Amedisys Sees Slight Easing in Labor Stresses, Cost Increases

Jan. 19, 2022
The home health and hospice company is investing more in longer-term bonuses rather than raises.

Is that a light at the end of the workforce tunnel?

For Baton Rouge-headquartered home health and hospice provider Amedisys, the answer to that question is a solid ‘maybe.’ Leaders of the company, which also has executive offices in Nashville, recently said they saw improvements in their labor situation “throughout” the fourth quarter and that – while workforce issues remain a headwind – they’ve been able this month to absorb the omicron wave of the COVID-19 pandemic without hurting their operations.

“Hiring was good, retention was good, clinical capacity was good and quarantines came down all the way up until the last week and a half of the year,” President and COO Chris Gerard told analysts and investors attending the 40th JPMorgan Healthcare Conference last week when asked about Q4 trends.

Speaking to the impact of the omicron wave, Gerard said the Amedisys team has been cycling affected employees through quarantines more quickly of late and that, while the situation is “very fluid” as the latest virus variant grows and falls in various parts of the country, Amedisys’ investments in flexible scheduling and other initiatives have given the company a leg up in the battle for talent. (Among those other initiatives is a $5 million investment in tech-based staffing service connectRN.) Amedisys employs about 21,000 caregivers of various kinds at more than 500 care centers across the country.
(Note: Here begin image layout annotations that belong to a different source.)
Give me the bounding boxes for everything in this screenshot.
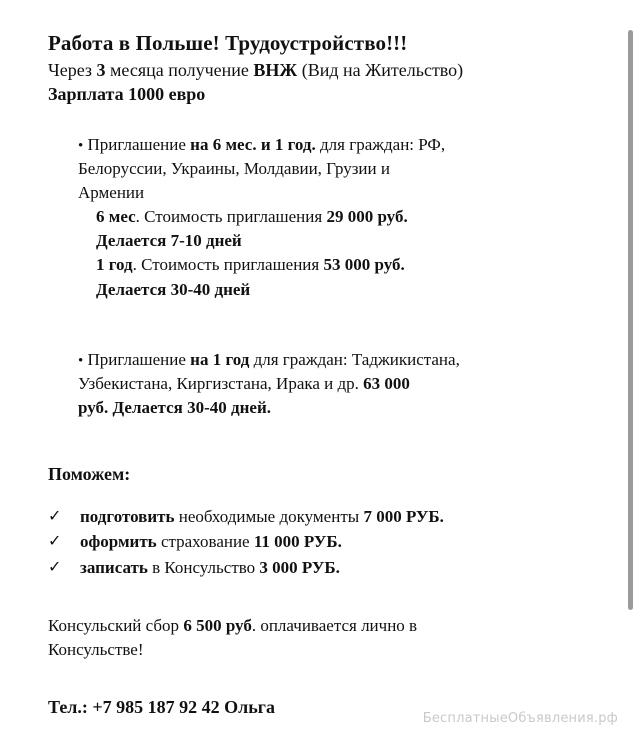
help-item-2-action: оформить (80, 532, 157, 552)
offer-2-lead-bold: на 1 год (190, 349, 250, 369)
help-item-1-price: 7 000 РУБ. (363, 507, 444, 527)
help-heading: Поможем: (48, 464, 131, 484)
offer-1-continuation-2: Армении (78, 183, 145, 202)
offer-1-detail-3-bold-start: 1 год (96, 255, 133, 275)
consular-fee-line-1 (48, 614, 578, 639)
help-item-1-description: необходимые документы (174, 507, 364, 527)
offer-1-detail-4-bold-start: Делается 30-40 дней (96, 279, 251, 299)
consular-fee-amount: 6 500 руб (183, 615, 252, 635)
contact-phone: Тел.: +7 985 187 92 42 Ольга (48, 697, 275, 718)
offer-1-detail-2-bold-start: Делается 7-10 дней (96, 231, 242, 251)
help-item-2-price: 11 000 РУБ. (253, 532, 342, 552)
offer-2-lead-line (78, 348, 578, 372)
offer-2-lead-tail: для граждан: Таджикистана, (249, 349, 460, 369)
consular-fee-prefix: Консульский сбор (48, 615, 184, 635)
consular-fee-line-2: Консульстве! (48, 640, 144, 660)
consular-fee-block (48, 614, 578, 663)
help-item-3-description: в Консульство (147, 557, 260, 577)
subtitle-vnzh: ВНЖ (253, 59, 298, 80)
bullet-icon: • (78, 352, 84, 369)
offer-1-detail-1 (78, 205, 578, 229)
list-item (48, 529, 578, 554)
offer-1-continuation-1: Белоруссии, Украины, Молдавии, Грузии и (78, 158, 390, 178)
check-icon: ✓ (48, 531, 62, 551)
subtitle-suffix: (Вид на Жительство) (297, 59, 464, 80)
offer-2-lead-regular: Приглашение (87, 349, 191, 369)
offer-2-continuation-regular: Узбекистана, Киргизстана, Ирака и др. (78, 373, 364, 393)
offer-1-detail-3 (78, 253, 578, 277)
help-item-1-action: подготовить (80, 507, 175, 527)
check-icon: ✓ (48, 506, 62, 526)
subtitle-middle: месяца получение (105, 59, 254, 80)
offer-2-last-line-bold: руб. Делается 30-40 дней. (78, 397, 271, 417)
help-item-3-action: записать (80, 557, 148, 577)
page-title: Работа в Польше! Трудоустройство!!! (48, 31, 408, 55)
offer-1-detail-1-bold-start: 6 мес (96, 207, 136, 227)
offer-1-lead-line (78, 133, 578, 157)
list-item (48, 555, 578, 580)
offer-2-last-line (78, 396, 578, 420)
offer-2-price: 63 000 (363, 373, 410, 393)
offer-1-lead-regular: Приглашение (87, 134, 191, 154)
offer-1-detail-2 (78, 229, 578, 253)
offer-2-continuation (78, 372, 578, 396)
scrollbar-thumb[interactable] (628, 30, 633, 610)
bullet-icon: • (78, 137, 84, 154)
offer-1-detail-1-price: 29 000 руб. (326, 207, 408, 227)
ad-content (48, 30, 578, 736)
subtitle-prefix: Через (48, 59, 97, 80)
salary-line: Зарплата 1000 евро (48, 83, 206, 104)
help-item-2-description: страхование (156, 532, 254, 552)
consular-fee-suffix: . оплачивается лично в (251, 615, 418, 635)
help-item-3-price: 3 000 РУБ. (259, 557, 340, 577)
offer-block-2 (48, 348, 578, 420)
check-icon: ✓ (48, 556, 62, 576)
subtitle-months: 3 (96, 59, 106, 80)
list-item (48, 504, 578, 529)
scrollbar[interactable] (622, 0, 640, 736)
site-watermark: БесплатныеОбъявления.рф (422, 711, 618, 726)
offer-1-detail-3-price: 53 000 руб. (323, 255, 405, 275)
residence-permit-line (48, 59, 578, 83)
offer-block-1 (48, 133, 578, 302)
offer-1-lead-tail: для граждан: РФ, (315, 134, 446, 154)
offer-1-detail-4 (78, 278, 578, 302)
offer-1-lead-bold: на 6 мес. и 1 год. (190, 134, 316, 154)
offer-1-detail-1-regular: . Стоимость приглашения (135, 207, 327, 227)
help-services-list (48, 504, 578, 579)
offer-1-detail-3-regular: . Стоимость приглашения (132, 255, 324, 275)
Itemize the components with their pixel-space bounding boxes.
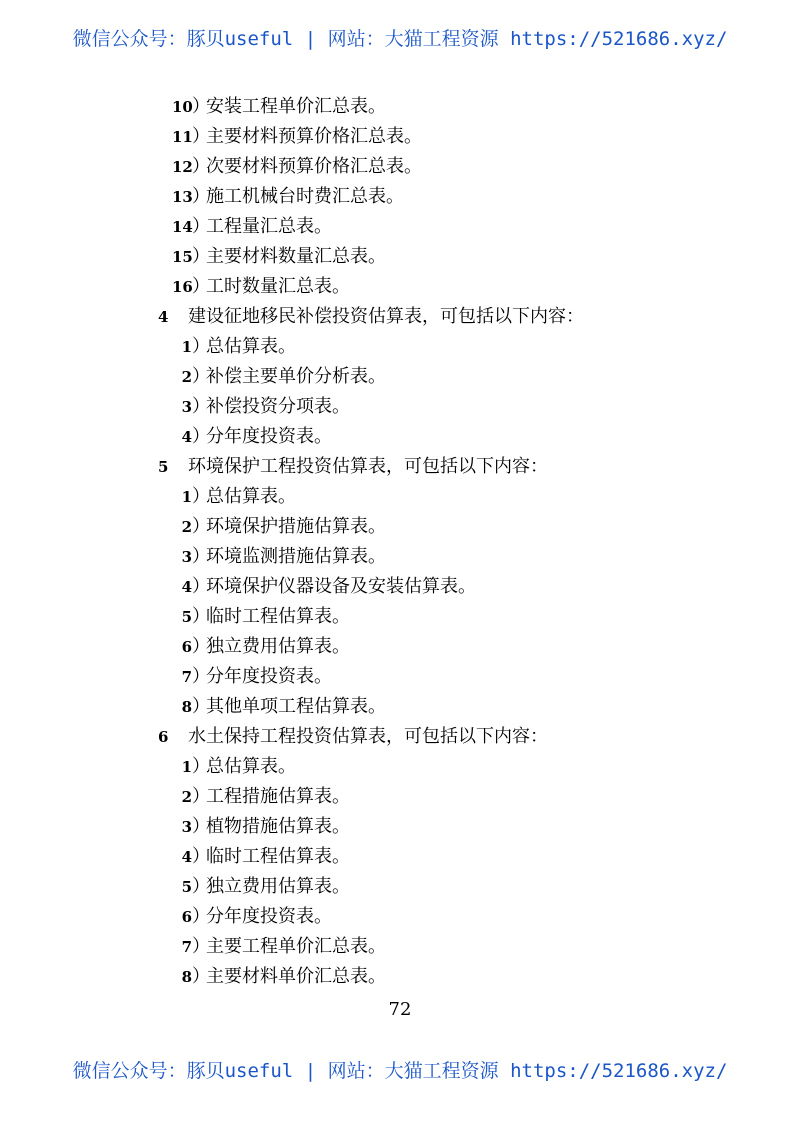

Looking ahead to this year, Gerard, Chairman and CEO Paul Kusserow – Gerard will take over the CEO role in April – and CFO Scott Ginn said they have been able to ratchet down their forecasts for labor cost increases. Speaking on the heels of reporting their third-quarter results in November, the team had expected total labor costs to climb 6 percent, a number drive higher in part by the retirement of many in the sector and by others switching to travel and shorter-term contract work, where compensation is climbing strongly. Now, the executives said, they think that increase will be between 4 percent and 5 percent – still roughly double historical averages – because of the company’s heightened focus on multi-year sign-on and retention bonuses over pure salary increases.

Kusserow and his lieutenants also told JPMorgan conference attendees they also see Amedisys as well positioned to further consolidate several of its markets, particularly as labor cost pressures and the end of federal financial support via the CARES Act add to smaller companies’ struggles. Kusserow called his team’s M&A pipeline “very nice” and Ginn added that home health remains the company’s top priority with hospice also being a candidate if it lets the company enter new geographic markets.

A notable 2021 deal for Amedisys was the $241 million acquisition in August of Contessa Heath, a home hospitalization and skilled nursing venture that added a high-acuity and risk-based arm to Amedisys’ offerings. That purchase has “delighted and surprised” the Amedisys team, Kusserow said, by opening the door to potential broader partnerships with many of the company’s health system partners. If the Contessa model works well for home hospitalization, hospitals execs are telling Amedisys, it might make sense to have Amedisys also coordinate home health programs more broadly.

“These folks are the real deal,” Kusserow said of the Nashville-based Contessa team that started its business in 2015. “They can do it where there’s a lot of imitators out there who can’t.”

Shares of Amedisys (Ticker: AMED) fell more than 7 percent to about $136 on Jan. 18. Over the past six months, they have lost nearly half of their value after rising more than 60 percent in 2020.